Some Malaysians feel like ‘ada udang di sebalik batu’ (literally translated in English: there’s a prawn behind the stone). Some say that public holidays are used to gain political mileage. Like the rakyat will love politicians more if they give out holidays like Oprah Winfrey gives out stuff.
E.g. back in 2008 before Thaipusam was a public holiday, the government was considering making it one. Lim Kit Siang talked about how it was seen as a political tool to get support for BN from 2 million Malaysian Indians.
On a side-note, why is it ALWAYS football? Najib has hailed Nicol David as Malaysia’s most successful sports icon, yet the country has never declared public holiday for the squash matches she’s won. Or Lee Chong Wei for his badminton victories, or even Pandelela Rinong when she won our first non-badminton related Olympic medal?

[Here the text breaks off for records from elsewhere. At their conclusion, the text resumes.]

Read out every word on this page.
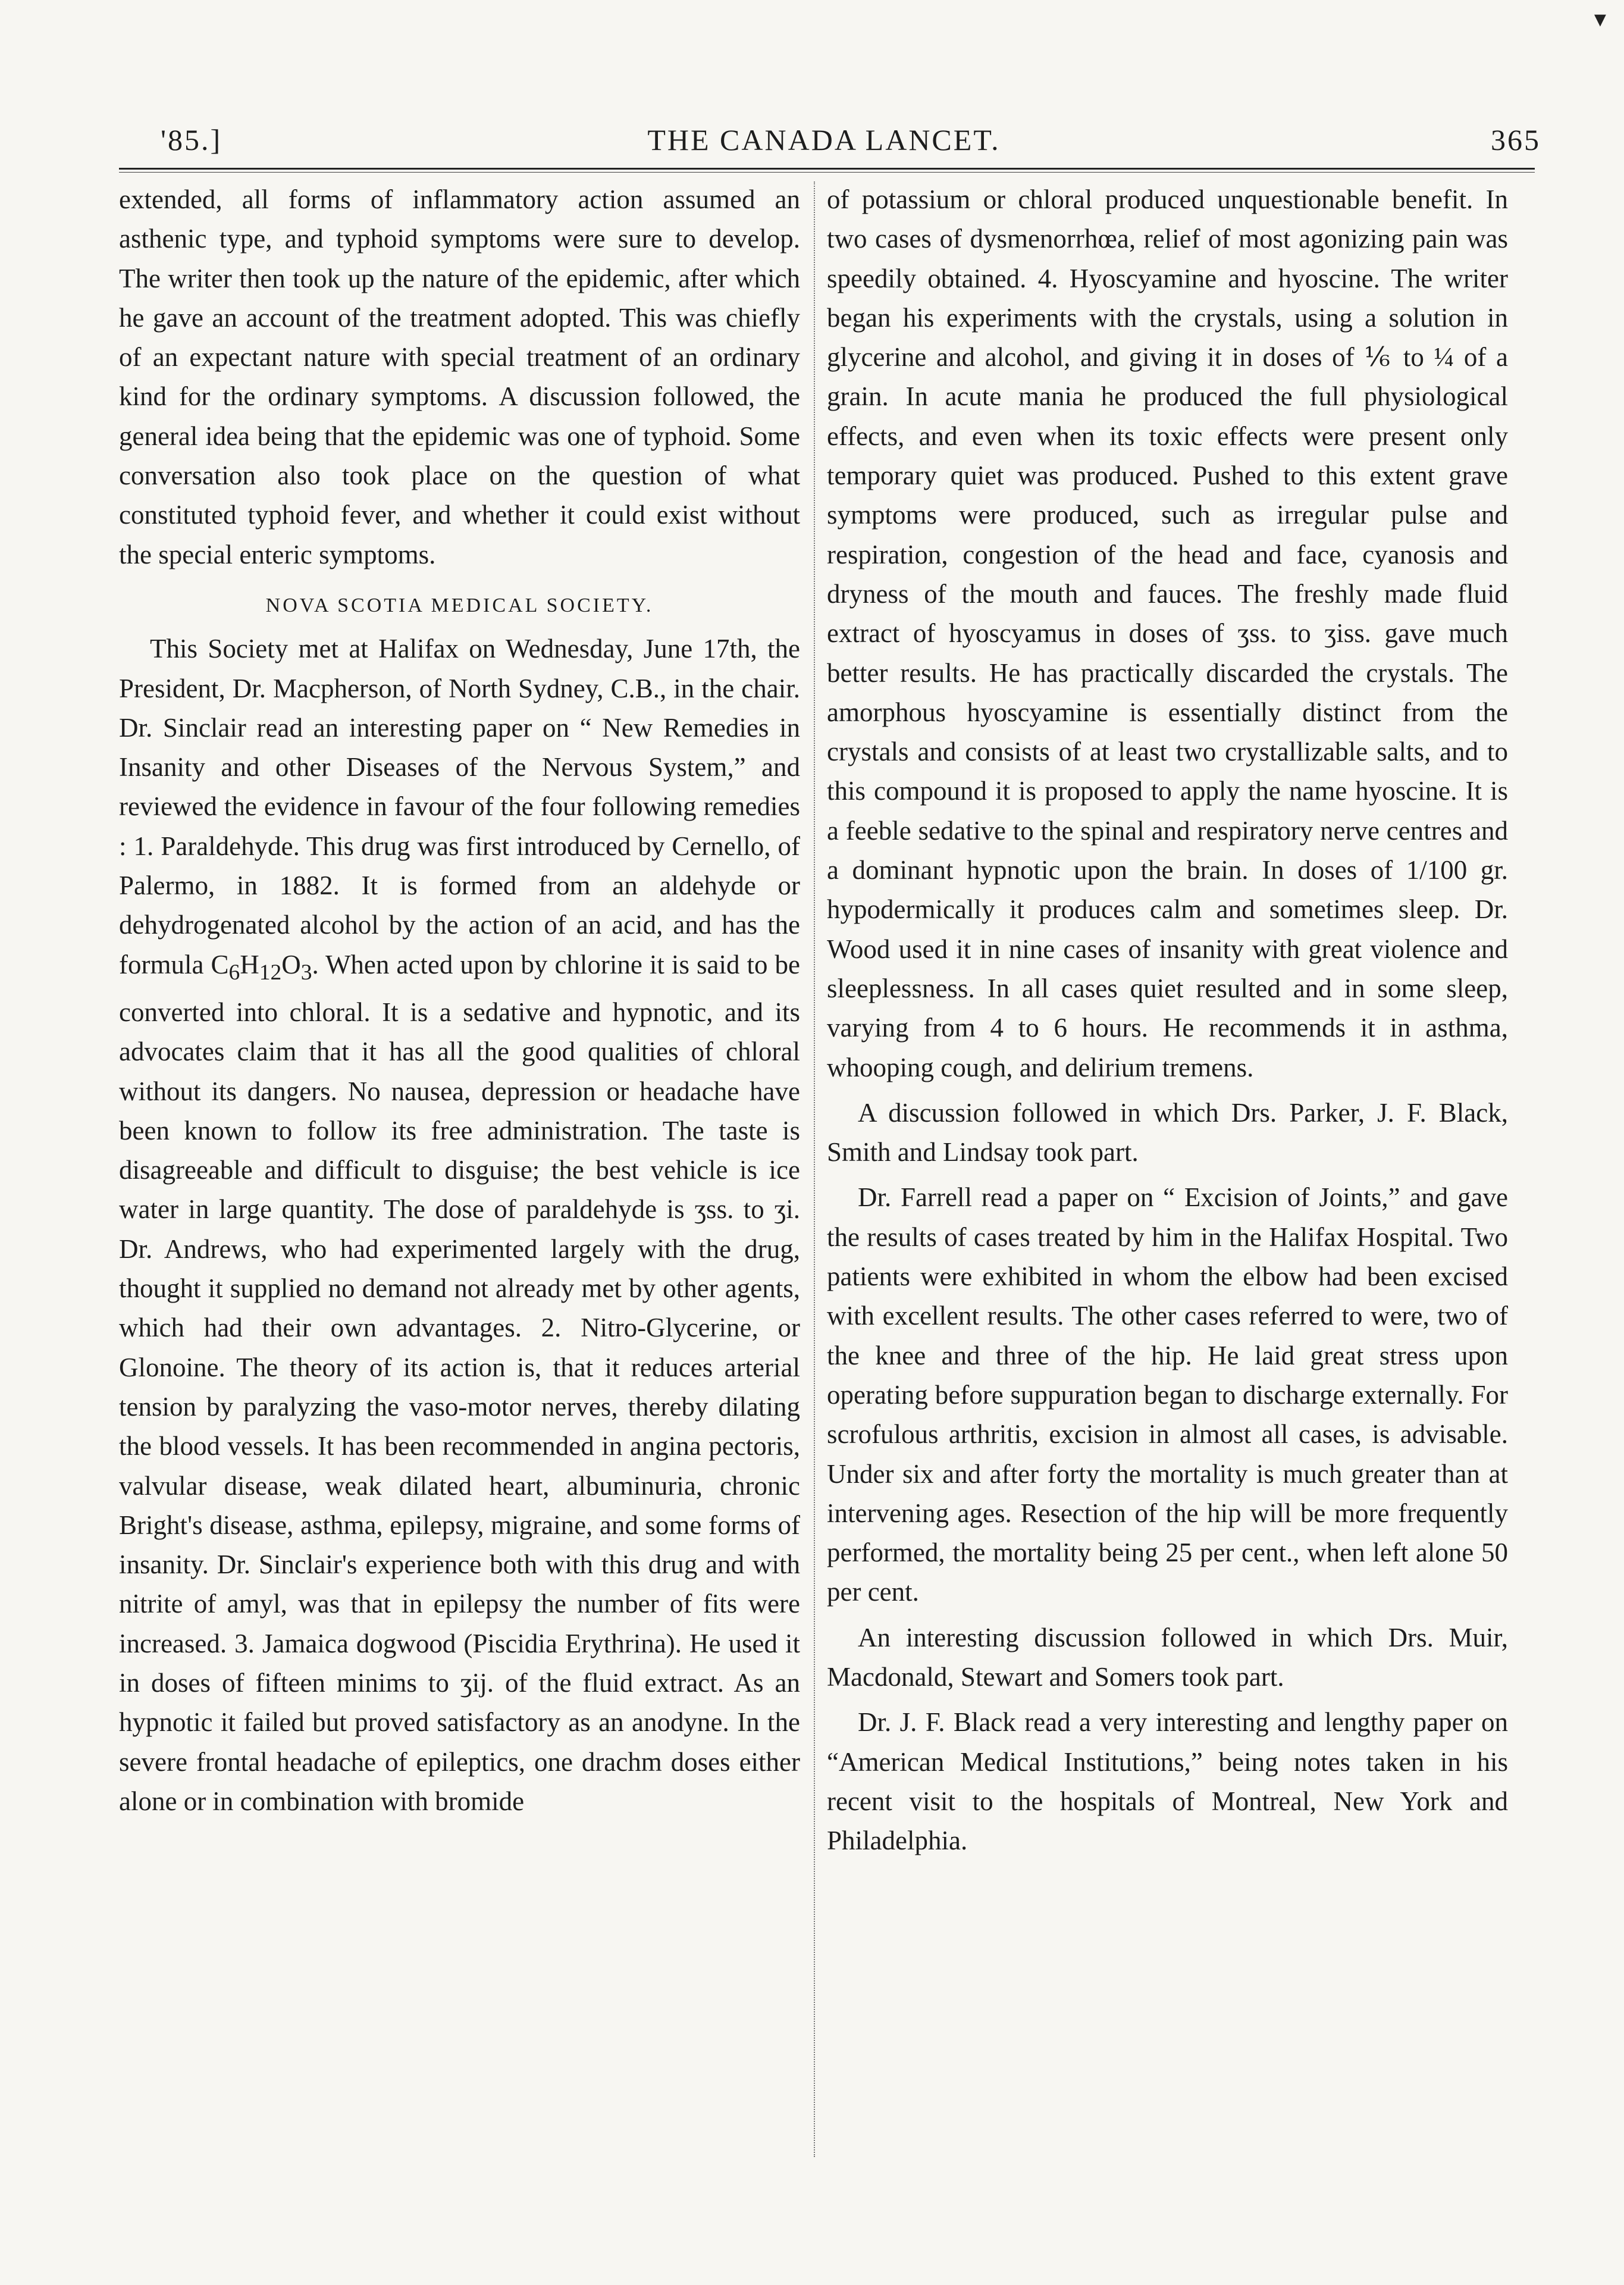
▾
'85.]	THE CANADA LANCET.	365

extended, all forms of inflammatory action assumed an asthenic type, and typhoid symptoms were sure to develop. The writer then took up the nature of the epidemic, after which he gave an account of the treatment adopted. This was chiefly of an expectant nature with special treatment of an ordinary kind for the ordinary symptoms. A discussion followed, the general idea being that the epidemic was one of typhoid. Some conversation also took place on the question of what constituted typhoid fever, and whether it could exist without the special enteric symptoms.

NOVA SCOTIA MEDICAL SOCIETY.

This Society met at Halifax on Wednesday, June 17th, the President, Dr. Macpherson, of North Sydney, C.B., in the chair. Dr. Sinclair read an interesting paper on “ New Remedies in Insanity and other Diseases of the Nervous System,” and reviewed the evidence in favour of the four following remedies : 1. Paraldehyde. This drug was first introduced by Cernello, of Palermo, in 1882. It is formed from an aldehyde or dehydrogenated alcohol by the action of an acid, and has the formula $C_6H_{12}O_3$. When acted upon by chlorine it is said to be converted into chloral. It is a sedative and hypnotic, and its advocates claim that it has all the good qualities of chloral without its dangers. No nausea, depression or headache have been known to follow its free administration. The taste is disagreeable and difficult to disguise; the best vehicle is ice water in large quantity. The dose of paraldehyde is ʒss. to ʒi. Dr. Andrews, who had experimented largely with the drug, thought it supplied no demand not already met by other agents, which had their own advantages. 2. Nitro-Glycerine, or Glonoine. The theory of its action is, that it reduces arterial tension by paralyzing the vaso-motor nerves, thereby dilating the blood vessels. It has been recommended in angina pectoris, valvular disease, weak dilated heart, albuminuria, chronic Bright's disease, asthma, epilepsy, migraine, and some forms of insanity. Dr. Sinclair's experience both with this drug and with nitrite of amyl, was that in epilepsy the number of fits were increased. 3. Jamaica dogwood (Piscidia Erythrina). He used it in doses of fifteen minims to ʒij. of the fluid extract. As an hypnotic it failed but proved satisfactory as an anodyne. In the severe frontal headache of epileptics, one drachm doses either alone or in combination with bromide

of potassium or chloral produced unquestionable benefit. In two cases of dysmenorrhœa, relief of most agonizing pain was speedily obtained. 4. Hyoscyamine and hyoscine. The writer began his experiments with the crystals, using a solution in glycerine and alcohol, and giving it in doses of ⅙ to ¼ of a grain. In acute mania he produced the full physiological effects, and even when its toxic effects were present only temporary quiet was produced. Pushed to this extent grave symptoms were produced, such as irregular pulse and respiration, congestion of the head and face, cyanosis and dryness of the mouth and fauces. The freshly made fluid extract of hyoscyamus in doses of ʒss. to ʒiss. gave much better results. He has practically discarded the crystals. The amorphous hyoscyamine is essentially distinct from the crystals and consists of at least two crystallizable salts, and to this compound it is proposed to apply the name hyoscine. It is a feeble sedative to the spinal and respiratory nerve centres and a dominant hypnotic upon the brain. In doses of 1/100 gr. hypodermically it produces calm and sometimes sleep. Dr. Wood used it in nine cases of insanity with great violence and sleeplessness. In all cases quiet resulted and in some sleep, varying from 4 to 6 hours. He recommends it in asthma, whooping cough, and delirium tremens.

A discussion followed in which Drs. Parker, J. F. Black, Smith and Lindsay took part.

Dr. Farrell read a paper on “ Excision of Joints,” and gave the results of cases treated by him in the Halifax Hospital. Two patients were exhibited in whom the elbow had been excised with excellent results. The other cases referred to were, two of the knee and three of the hip. He laid great stress upon operating before suppuration began to discharge externally. For scrofulous arthritis, excision in almost all cases, is advisable. Under six and after forty the mortality is much greater than at intervening ages. Resection of the hip will be more frequently performed, the mortality being 25 per cent., when left alone 50 per cent.

An interesting discussion followed in which Drs. Muir, Macdonald, Stewart and Somers took part.

Dr. J. F. Black read a very interesting and lengthy paper on “American Medical Institutions,” being notes taken in his recent visit to the hospitals of Montreal, New York and Philadelphia.
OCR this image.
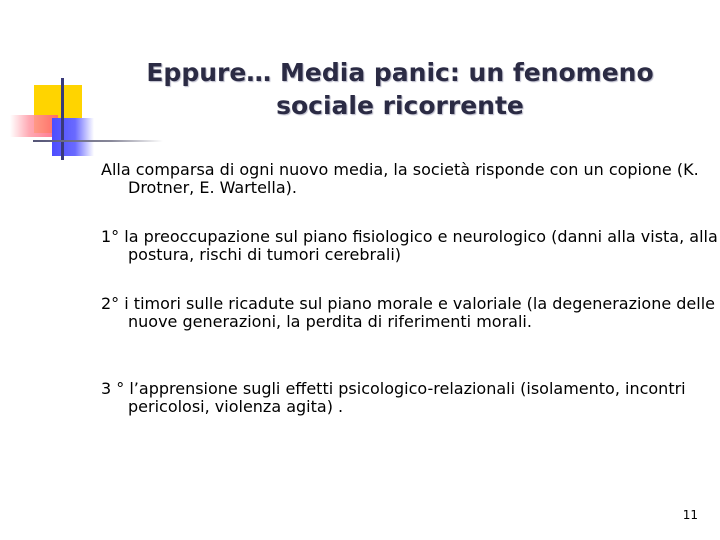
Eppure… Media panic: un fenomeno
sociale ricorrente

Alla comparsa di ogni nuovo media, la società risponde con un copione (K. Drotner, E. Wartella).

1° la preoccupazione sul piano fisiologico e neurologico (danni alla vista, alla postura, rischi di tumori cerebrali)

2° i timori sulle ricadute sul piano morale e valoriale (la degenerazione delle nuove generazioni, la perdita di riferimenti morali.

3 ° l’apprensione sugli effetti psicologico-relazionali (isolamento, incontri pericolosi, violenza agita) .

11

“If we give a public holiday every time (world squash champion) Nicol David wins a tournament, Malaysians will never need to go to work.” – Harith Iskander, as quoted by The Ant Daily
Of course, there’s no way to actually PROVE this la. It’s just something we came across a lot in our research – that some people immediately associate it as political. (Click here for some examples.) In fact, it seems like our PM also don’t really support it because he reportedly tweeted it was costly for the nation to declare public holiday and we shouldn’t overdo it. (But that was after he once declared public holiday when we won the Suzuki Cup in 2010.)
Yes, we love public holidays, but maybe we have enough as it is?
So the Selangor public are split on how they feel about sudden public holidays. Love it or hate it, it would be better to have some proper planning la at least. Not suddenly declare TOMORROW no need masuk office. It could put a damper on productivity too if employees are struck with a case of post-holiday syndrome. Ehh, it happens, even if it’s just one day, k! What more if it extends the weekend.
“Employers should put in place some mechanism to avoid losing momentum in productivity,” said Malaysian Employers Federation (MEF) Executive Director Datuk Shamsuddin Bardan on The Malay Mail Online.
Maybe if they die-die wanna declare public holiday since it’s usually a football tradition for Malaysian states, mebe kasi chan plan it at a later date? Again, this is so that companies and businesses can plan around their schedule and make things work. And for the people, they can plan their activities, so that they don’t end up just bumming at home.
Wahlau if Malaysia win World Cup, 1 month holiday all business will chaplap.